Боюсь, я напрасно проигнорировал эту записку. Решил, что старикан просто хочет выманить у меня несколько сот фунтов, которые еще неизвестно на что пойдут… Если она вам может пригодиться… — И он протянул листок Пуаро.
— Весьма признателен вам, мосье. Я отправляюсь в Дартмур, a l'heure meme.[2]
— Неужели! — воскликнул Джон Инглес. — А что, если я поеду с вами? Не возражаете?
— Вы доставили бы нам огромное удовольствие, но мы должны выехать немедленно. Хотелось бы приехать в Дартмур до наступления темноты.
Мистер Инглес спешно собрался, и вскоре мы уже были в поезде, увозившем нас от Паддингтонского вокзала на запад.
Хоппатон оказался маленькой деревенькой, расположенной в ущелье с краю пустоши, поросшей вереском. До самой деревни от Моретхамстеда нужно было еще ехать девять миль. Прибыли мы туда около восьми вечера, но, так как стоял июль, было еще совсем светло. Свернув на узенькую деревенскую улочку, мы остановились, чтобы спросить дорогу к дому, где обитал морской волк.
— «Гранит-Бангалоу»? — задумчиво переспросил старик. — Вам действительно нужен именно этот дом?
Мы заверили его, что именно так.
Старик указал на маленький серый коттедж в конце улицы.
— Вот он. И к инспектору тоже пойдете?
— К инспектору? — резко перебил Пуаро. — Это еще зачем?
— Неужто вы не слыхали об убийстве? Чистый ужас! Море крови, говорят.
— Mon Dieu! — пробормотал Пуаро — Где этот ваш инспектор?.. Я должен его немедленно видеть.
Пять минут спустя мы уже беседовали с инспектором Медоузом. Сначала инспектор не хотел с нами даже разговаривать, но, едва мы упомянули инспектора Джеппа из Скотленд-Ярда, сменил гнев на милость.
— Да, сэр, его убили сегодня утром. Просто варварски. Слуги позвонили в Мортон, и я выехал сюда сразу же.

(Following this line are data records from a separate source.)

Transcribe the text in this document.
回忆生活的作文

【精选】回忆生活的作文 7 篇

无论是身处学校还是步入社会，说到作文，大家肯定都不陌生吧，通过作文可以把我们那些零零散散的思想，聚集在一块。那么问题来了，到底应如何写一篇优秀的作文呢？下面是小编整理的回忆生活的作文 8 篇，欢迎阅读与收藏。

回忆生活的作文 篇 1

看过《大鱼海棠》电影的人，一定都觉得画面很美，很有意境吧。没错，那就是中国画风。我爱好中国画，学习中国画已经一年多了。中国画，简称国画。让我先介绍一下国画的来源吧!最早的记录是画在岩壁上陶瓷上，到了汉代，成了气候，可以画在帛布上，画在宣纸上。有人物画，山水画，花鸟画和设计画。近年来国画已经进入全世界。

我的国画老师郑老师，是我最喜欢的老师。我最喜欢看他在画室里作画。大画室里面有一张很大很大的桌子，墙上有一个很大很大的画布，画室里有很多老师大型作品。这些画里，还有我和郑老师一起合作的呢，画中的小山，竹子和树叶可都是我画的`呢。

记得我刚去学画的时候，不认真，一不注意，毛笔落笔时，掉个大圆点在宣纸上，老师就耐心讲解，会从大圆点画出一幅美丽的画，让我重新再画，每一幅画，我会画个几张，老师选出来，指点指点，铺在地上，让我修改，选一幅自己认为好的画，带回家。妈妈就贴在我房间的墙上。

Темная история, скажу я вам. Старик, ему было что-то около семидесяти, лежал на полу в гостиной. На голове огромная шишка, а горло перерезано от уха до уха. И сами понимаете, кровь по всей комнате… Кухарка, Бетси Эндрюз, рассказала нам, что у хозяина было несколько китайских нефритовых[3] статуэток, по его словам, очень дорогих. Так вот, они исчезли. Вроде бы все ясно: убийство с целью ограбления. Но есть тут некоторые моменты… У старика двое слуг: Бетси Эндрюз, она местная, из Хоппатона, и личный слуга, своего рода дворецкий, — Роберт Грант. Грант отправился на ферму за молоком (он это делает каждый день), а Бетси вышла ненадолго из дома посудачить с соседкой. Отсутствовала она минут двадцать — тридцать, между десятью и половиной одиннадцатого. Возможно, убийство произошло именно в это время. Первым вернулся Грант. Он вошел в дом через заднюю дверь (здесь не принято запирать двери, по крайней мере днем), поставил молоко в кладовую и ушел в свою комнату покурить и почитать газету. У него даже и мысли не было, что в доме что-то произошло, так, во всяком случае, он говорит. Потом вернулась Бетси. Она зашла в гостиную, увидела, что случилось, и подняла такой жуткий крик, от которого и мертвый бы поднялся. Но он не поднялся. Короче, выходит, когда старик был в доме, кто-то зашел и все это сотворил. Но меня смущает одна вещь: уж слишком хладнокровно было совершено это убийство. Ведь нужно было среди бела дня пройти по улице или пробраться через соседские участки. «Гранит-Бангалоу» окружен домами. Как могло получиться, что убийцу никто не заметил? Инспектор торжествующе умолк.